The woman at the Rental company set us up with wheels and casually slipped into conversation, "And just so you know, the car is not allowed to leave the state of California, and there is a fine if that happens..." to which Ness and I gave each other a fast glance. So she went on to mention this California clause three more times and had me initial the part of the contract that said it again while asking, "Where will you be traveling?" To which I said, "Um, Southern California." Basically taking a bat and beating Jiminy off my shoulder.

So we got Deb and Steve, repeated "Vegas Baby" a few hundred times, and drove through the night to arrive at the strip.
It wasn't the best idea we've ever had.
My father doesn't believe in easy money and prefers to stand to the side of whoever is gambling and ask them, "Do you really want to do that?" My mother has a strange fascination with slot machines but won't bet more than $2 at a time. So when that runs out--usually after 2 pushes of a button--she sits and stares at the machine. I won $350 on a $10 roulette bet and refused to gamble for the rest of the trip, and Nessa made up for all our high-roller shortcomings by losing everything she had on her. It was nice. Vegas really is evil though. It takes hope and greed and pumps them full of oxygen bringing out a sick combination in people. But it also has great food, so, it's a toss.

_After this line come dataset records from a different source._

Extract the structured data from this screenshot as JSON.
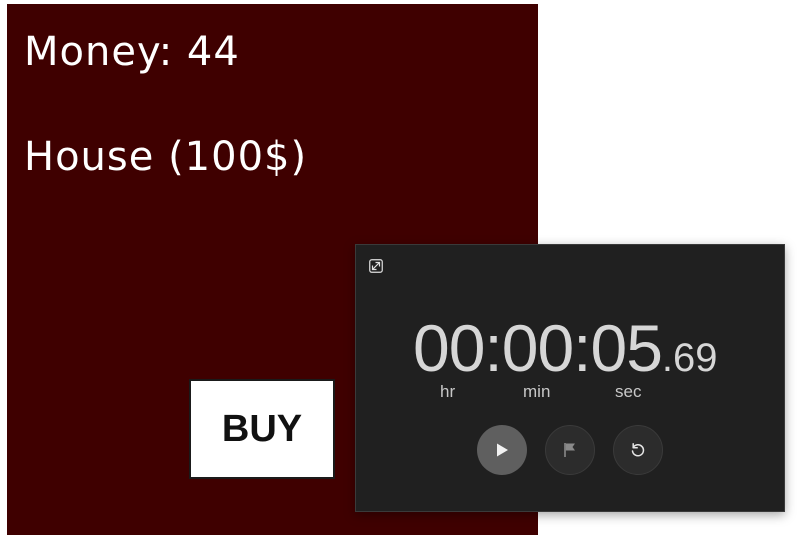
{
  "game": {
    "money_text": "Money: 44",
    "item_text": "House (100$)",
    "buy_label": "BUY",
    "colors": {
      "background": "#3f0000",
      "text": "#ffffff",
      "button": "#ffffff"
    }
  },
  "stopwatch": {
    "time_main": "00:00:05",
    "time_fraction": ".69",
    "units": {
      "hr": "hr",
      "min": "min",
      "sec": "sec"
    },
    "icons": {
      "expand": "expand-icon",
      "play": "play-icon",
      "lap": "flag-icon",
      "reset": "reset-icon"
    },
    "colors": {
      "background": "#202020",
      "digits": "#d6d6d6",
      "play_button": "#5f5f5f"
    }
  }
}
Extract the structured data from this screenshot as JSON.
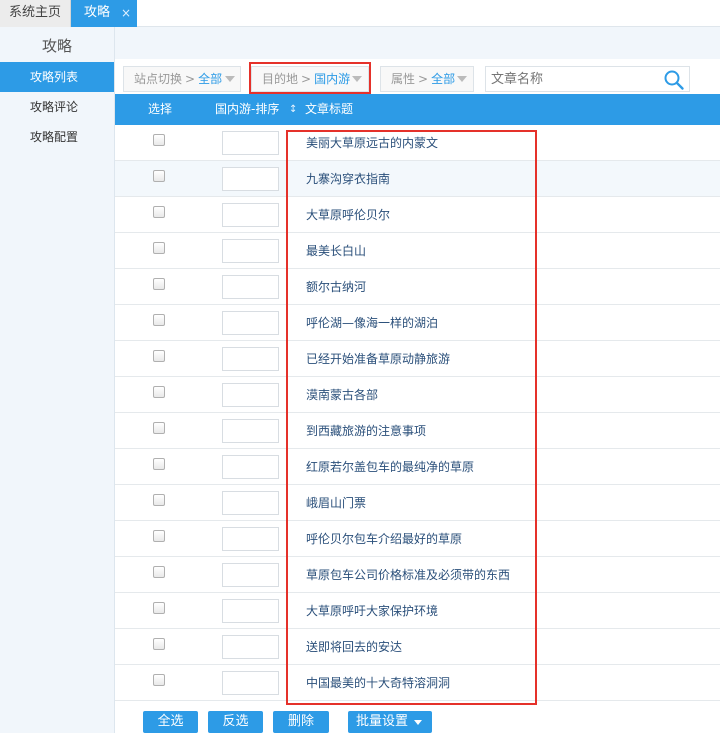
{
  "tabs": {
    "home": "系统主页",
    "active": "攻略",
    "close": "×"
  },
  "sidebar": {
    "title": "攻略",
    "items": [
      {
        "label": "攻略列表"
      },
      {
        "label": "攻略评论"
      },
      {
        "label": "攻略配置"
      }
    ]
  },
  "filters": {
    "site": {
      "label": "站点切换",
      "sep": ">",
      "value": "全部"
    },
    "destination": {
      "label": "目的地",
      "sep": ">",
      "value": "国内游"
    },
    "attribute": {
      "label": "属性",
      "sep": ">",
      "value": "全部"
    },
    "search_placeholder": "文章名称"
  },
  "table": {
    "headers": {
      "select": "选择",
      "sort": "国内游-排序",
      "sort_icon": "↕",
      "title": "文章标题"
    },
    "rows": [
      {
        "title": "美丽大草原远古的内蒙文"
      },
      {
        "title": "九寨沟穿衣指南"
      },
      {
        "title": "大草原呼伦贝尔"
      },
      {
        "title": "最美长白山"
      },
      {
        "title": "额尔古纳河"
      },
      {
        "title": "呼伦湖—像海一样的湖泊"
      },
      {
        "title": "已经开始准备草原动静旅游"
      },
      {
        "title": "漠南蒙古各部"
      },
      {
        "title": "到西藏旅游的注意事项"
      },
      {
        "title": "红原若尔盖包车的最纯净的草原"
      },
      {
        "title": "峨眉山门票"
      },
      {
        "title": "呼伦贝尔包车介绍最好的草原"
      },
      {
        "title": "草原包车公司价格标准及必须带的东西"
      },
      {
        "title": "大草原呼吁大家保护环境"
      },
      {
        "title": "送即将回去的安达"
      },
      {
        "title": "中国最美的十大奇特溶洞洞"
      }
    ]
  },
  "buttons": {
    "select_all": "全选",
    "invert": "反选",
    "delete": "删除",
    "batch": "批量设置"
  },
  "colors": {
    "accent": "#2d9be6",
    "highlight": "#e5312a"
  }
}
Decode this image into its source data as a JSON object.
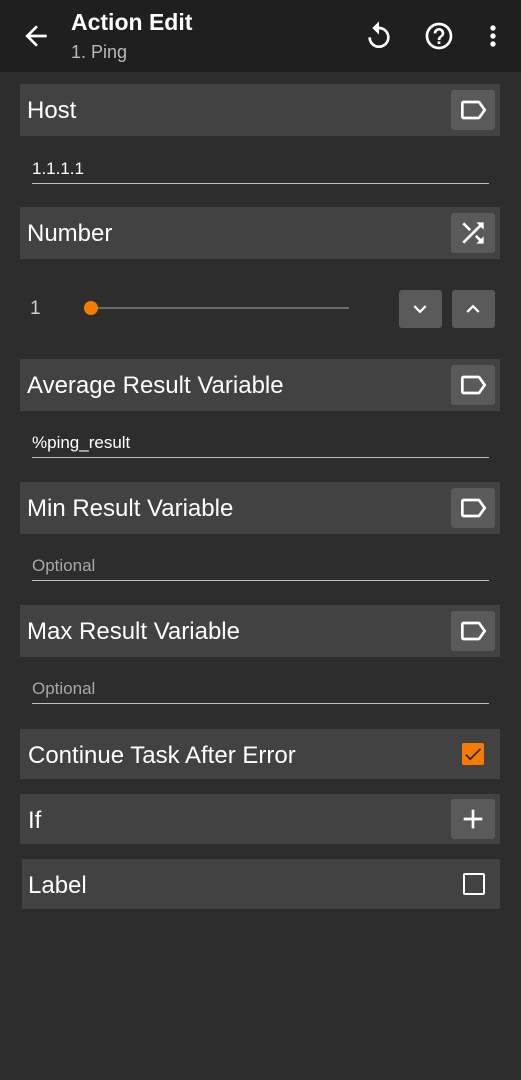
{
  "appbar": {
    "title": "Action Edit",
    "subtitle": "1. Ping",
    "icons": [
      "back-arrow-icon",
      "reset-icon",
      "help-icon",
      "more-vert-icon"
    ]
  },
  "host": {
    "label": "Host",
    "value": "1.1.1.1",
    "icon": "label-tag-icon"
  },
  "number": {
    "label": "Number",
    "value": "1",
    "slider_fraction": 0.0,
    "icon": "shuffle-icon",
    "decrement_icon": "chevron-down-icon",
    "increment_icon": "chevron-up-icon"
  },
  "average_result": {
    "label": "Average Result Variable",
    "value": "%ping_result",
    "icon": "label-tag-icon"
  },
  "min_result": {
    "label": "Min Result Variable",
    "placeholder": "Optional",
    "icon": "label-tag-icon"
  },
  "max_result": {
    "label": "Max Result Variable",
    "placeholder": "Optional",
    "icon": "label-tag-icon"
  },
  "continue_after_error": {
    "label": "Continue Task After Error",
    "checked": true
  },
  "if_block": {
    "label": "If",
    "icon": "plus-icon"
  },
  "label_block": {
    "label": "Label",
    "checked": false
  },
  "colors": {
    "background": "#2d2d2d",
    "appbar": "#1f1f1f",
    "section": "#424242",
    "button": "#5a5a5a",
    "accent": "#f57c00"
  }
}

My dad was fed up with the whole thing. When my mom used the ATM it said there was a $4 fee and he hovered over the machine asking, "I just spent $4 on that?!" To which I explained, "Dad, relax. She's not playing the ATM."

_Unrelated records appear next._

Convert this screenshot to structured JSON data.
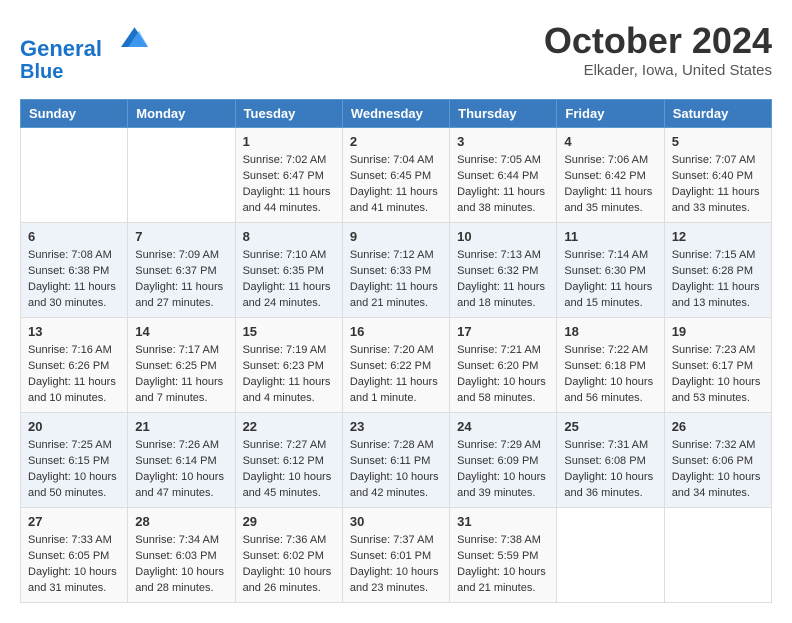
{
  "header": {
    "logo_line1": "General",
    "logo_line2": "Blue",
    "month": "October 2024",
    "location": "Elkader, Iowa, United States"
  },
  "days_of_week": [
    "Sunday",
    "Monday",
    "Tuesday",
    "Wednesday",
    "Thursday",
    "Friday",
    "Saturday"
  ],
  "weeks": [
    [
      {
        "day": "",
        "info": ""
      },
      {
        "day": "",
        "info": ""
      },
      {
        "day": "1",
        "info": "Sunrise: 7:02 AM\nSunset: 6:47 PM\nDaylight: 11 hours and 44 minutes."
      },
      {
        "day": "2",
        "info": "Sunrise: 7:04 AM\nSunset: 6:45 PM\nDaylight: 11 hours and 41 minutes."
      },
      {
        "day": "3",
        "info": "Sunrise: 7:05 AM\nSunset: 6:44 PM\nDaylight: 11 hours and 38 minutes."
      },
      {
        "day": "4",
        "info": "Sunrise: 7:06 AM\nSunset: 6:42 PM\nDaylight: 11 hours and 35 minutes."
      },
      {
        "day": "5",
        "info": "Sunrise: 7:07 AM\nSunset: 6:40 PM\nDaylight: 11 hours and 33 minutes."
      }
    ],
    [
      {
        "day": "6",
        "info": "Sunrise: 7:08 AM\nSunset: 6:38 PM\nDaylight: 11 hours and 30 minutes."
      },
      {
        "day": "7",
        "info": "Sunrise: 7:09 AM\nSunset: 6:37 PM\nDaylight: 11 hours and 27 minutes."
      },
      {
        "day": "8",
        "info": "Sunrise: 7:10 AM\nSunset: 6:35 PM\nDaylight: 11 hours and 24 minutes."
      },
      {
        "day": "9",
        "info": "Sunrise: 7:12 AM\nSunset: 6:33 PM\nDaylight: 11 hours and 21 minutes."
      },
      {
        "day": "10",
        "info": "Sunrise: 7:13 AM\nSunset: 6:32 PM\nDaylight: 11 hours and 18 minutes."
      },
      {
        "day": "11",
        "info": "Sunrise: 7:14 AM\nSunset: 6:30 PM\nDaylight: 11 hours and 15 minutes."
      },
      {
        "day": "12",
        "info": "Sunrise: 7:15 AM\nSunset: 6:28 PM\nDaylight: 11 hours and 13 minutes."
      }
    ],
    [
      {
        "day": "13",
        "info": "Sunrise: 7:16 AM\nSunset: 6:26 PM\nDaylight: 11 hours and 10 minutes."
      },
      {
        "day": "14",
        "info": "Sunrise: 7:17 AM\nSunset: 6:25 PM\nDaylight: 11 hours and 7 minutes."
      },
      {
        "day": "15",
        "info": "Sunrise: 7:19 AM\nSunset: 6:23 PM\nDaylight: 11 hours and 4 minutes."
      },
      {
        "day": "16",
        "info": "Sunrise: 7:20 AM\nSunset: 6:22 PM\nDaylight: 11 hours and 1 minute."
      },
      {
        "day": "17",
        "info": "Sunrise: 7:21 AM\nSunset: 6:20 PM\nDaylight: 10 hours and 58 minutes."
      },
      {
        "day": "18",
        "info": "Sunrise: 7:22 AM\nSunset: 6:18 PM\nDaylight: 10 hours and 56 minutes."
      },
      {
        "day": "19",
        "info": "Sunrise: 7:23 AM\nSunset: 6:17 PM\nDaylight: 10 hours and 53 minutes."
      }
    ],
    [
      {
        "day": "20",
        "info": "Sunrise: 7:25 AM\nSunset: 6:15 PM\nDaylight: 10 hours and 50 minutes."
      },
      {
        "day": "21",
        "info": "Sunrise: 7:26 AM\nSunset: 6:14 PM\nDaylight: 10 hours and 47 minutes."
      },
      {
        "day": "22",
        "info": "Sunrise: 7:27 AM\nSunset: 6:12 PM\nDaylight: 10 hours and 45 minutes."
      },
      {
        "day": "23",
        "info": "Sunrise: 7:28 AM\nSunset: 6:11 PM\nDaylight: 10 hours and 42 minutes."
      },
      {
        "day": "24",
        "info": "Sunrise: 7:29 AM\nSunset: 6:09 PM\nDaylight: 10 hours and 39 minutes."
      },
      {
        "day": "25",
        "info": "Sunrise: 7:31 AM\nSunset: 6:08 PM\nDaylight: 10 hours and 36 minutes."
      },
      {
        "day": "26",
        "info": "Sunrise: 7:32 AM\nSunset: 6:06 PM\nDaylight: 10 hours and 34 minutes."
      }
    ],
    [
      {
        "day": "27",
        "info": "Sunrise: 7:33 AM\nSunset: 6:05 PM\nDaylight: 10 hours and 31 minutes."
      },
      {
        "day": "28",
        "info": "Sunrise: 7:34 AM\nSunset: 6:03 PM\nDaylight: 10 hours and 28 minutes."
      },
      {
        "day": "29",
        "info": "Sunrise: 7:36 AM\nSunset: 6:02 PM\nDaylight: 10 hours and 26 minutes."
      },
      {
        "day": "30",
        "info": "Sunrise: 7:37 AM\nSunset: 6:01 PM\nDaylight: 10 hours and 23 minutes."
      },
      {
        "day": "31",
        "info": "Sunrise: 7:38 AM\nSunset: 5:59 PM\nDaylight: 10 hours and 21 minutes."
      },
      {
        "day": "",
        "info": ""
      },
      {
        "day": "",
        "info": ""
      }
    ]
  ]
}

We decided to stop gambling and went to a piano bar, which was insanely fun, but quickly ruined. My father loves to sing and dance. On the car ride down to Vegas he goes, "Turn this louder! This is my song!" "Breathe, by Anna Nalick? That's your song?" In retrospect, we shouldn't have taken him to the piano bar. He sang along so loudly that at one point my mom had her entire face covered with her hands. On the chorus of "Highway to Hell" he was at least three beats behind the crowd and shouting, "Heeeeeellllll" long after people had finished, causing most of the bar to turn in our direction. The height of our collective embarrassment was reached during Bryan Adam's "Summer of '69".
You don't know social awkwardness until your father is sitting in a large group of people shouting 69.

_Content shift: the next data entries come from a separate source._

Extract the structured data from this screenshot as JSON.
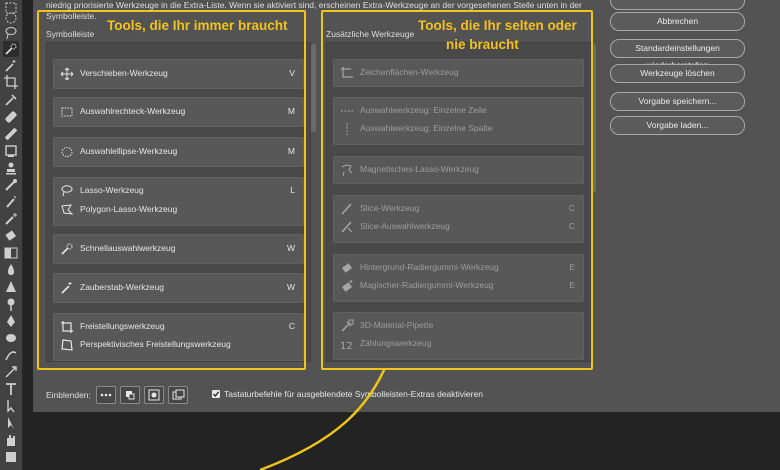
{
  "description": "niedrig priorisierte Werkzeuge in die Extra-Liste. Wenn sie aktiviert sind, erscheinen Extra-Werkzeuge an der vorgesehenen Stelle unten in der Symbolleiste.",
  "left_panel": {
    "title": "Symbolleiste",
    "groups": [
      {
        "tools": [
          {
            "name": "Verschieben-Werkzeug",
            "key": "V",
            "icon": "move-icon"
          }
        ]
      },
      {
        "tools": [
          {
            "name": "Auswahlrechteck-Werkzeug",
            "key": "M",
            "icon": "rectangle-marquee-icon"
          }
        ]
      },
      {
        "tools": [
          {
            "name": "Auswahlellipse-Werkzeug",
            "key": "M",
            "icon": "elliptical-marquee-icon"
          }
        ]
      },
      {
        "tools": [
          {
            "name": "Lasso-Werkzeug",
            "key": "L",
            "icon": "lasso-icon"
          },
          {
            "name": "Polygon-Lasso-Werkzeug",
            "key": "",
            "icon": "polygon-lasso-icon"
          }
        ]
      },
      {
        "tools": [
          {
            "name": "Schnellauswahlwerkzeug",
            "key": "W",
            "icon": "quick-selection-icon"
          }
        ]
      },
      {
        "tools": [
          {
            "name": "Zauberstab-Werkzeug",
            "key": "W",
            "icon": "magic-wand-icon"
          }
        ]
      },
      {
        "tools": [
          {
            "name": "Freistellungswerkzeug",
            "key": "C",
            "icon": "crop-icon"
          },
          {
            "name": "Perspektivisches Freistellungswerkzeug",
            "key": "",
            "icon": "perspective-crop-icon"
          }
        ]
      }
    ]
  },
  "right_panel": {
    "title": "Zusätzliche Werkzeuge",
    "groups": [
      {
        "tools": [
          {
            "name": "Zeichenflächen-Werkzeug",
            "key": "",
            "icon": "artboard-icon"
          }
        ]
      },
      {
        "tools": [
          {
            "name": "Auswahlwerkzeug: Einzelne Zeile",
            "key": "",
            "icon": "single-row-marquee-icon"
          },
          {
            "name": "Auswahlwerkzeug: Einzelne Spalte",
            "key": "",
            "icon": "single-column-marquee-icon"
          }
        ]
      },
      {
        "tools": [
          {
            "name": "Magnetisches-Lasso-Werkzeug",
            "key": "",
            "icon": "magnetic-lasso-icon"
          }
        ]
      },
      {
        "tools": [
          {
            "name": "Slice-Werkzeug",
            "key": "C",
            "icon": "slice-icon"
          },
          {
            "name": "Slice-Auswahlwerkzeug",
            "key": "C",
            "icon": "slice-select-icon"
          }
        ]
      },
      {
        "tools": [
          {
            "name": "Hintergrund-Radiergummi-Werkzeug",
            "key": "E",
            "icon": "background-eraser-icon"
          },
          {
            "name": "Magischer-Radiergummi-Werkzeug",
            "key": "E",
            "icon": "magic-eraser-icon"
          }
        ]
      },
      {
        "tools": [
          {
            "name": "3D-Material-Pipette",
            "key": "",
            "icon": "3d-material-eyedropper-icon"
          },
          {
            "name": "Zählungswerkzeug",
            "key": "",
            "icon": "count-icon"
          }
        ]
      }
    ]
  },
  "buttons": {
    "abbrechen": "Abbrechen",
    "reset": "Standardeinstellungen wiederherstellen",
    "clear": "Werkzeuge löschen",
    "save_preset": "Vorgabe speichern...",
    "load_preset": "Vorgabe laden..."
  },
  "annotations": {
    "left": "Tools, die Ihr immer braucht",
    "right_line1": "Tools, die Ihr selten oder",
    "right_line2": "nie braucht",
    "color": "#f0c419"
  },
  "bottom": {
    "einblenden_label": "Einblenden:",
    "checkbox_label": "Tastaturbefehle für ausgeblendete Symbolleisten-Extras deaktivieren",
    "checkbox_checked": true
  }
}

When I went to use my credit card that night it was declined. Hmm, weird. I pride myself on good credit so I called to see what the problem was. After talking to a woman on the phone she explained that there had been a mysterious $1600 charge to my card and that they had frozen the account to investigate. I grew nervous replaying the initial marks I had made on the rental contract agreeing to a fine if we left CA.
Bank Lady: Well, this charge is for an airline service. Have you flown anywhere or purchased a ticket to fly?
Me: Well, I rented a car at the airport, could that be it?
Bank Lady: Well, this is saying airline, but it's possible. I need to put you on hold.
Me: (Heart sinking) Oh. OK.

While on hold with her I explained to my parents the entire situation. That my card number had been stolen and someone bought a plane ticket with it...OR...the 3-day car rental was going to cost $1600.

Bank Lady: OK, Ms. Martin, it appears you've been a victim of identity theft so we're going to cancel this account blah blah.

When I got off the phone with her, there was a collective sigh of relief.  It's OK!! It's just identity theft!!!!

When we returned the car there was no additional charge. It was the biggest win of the trip.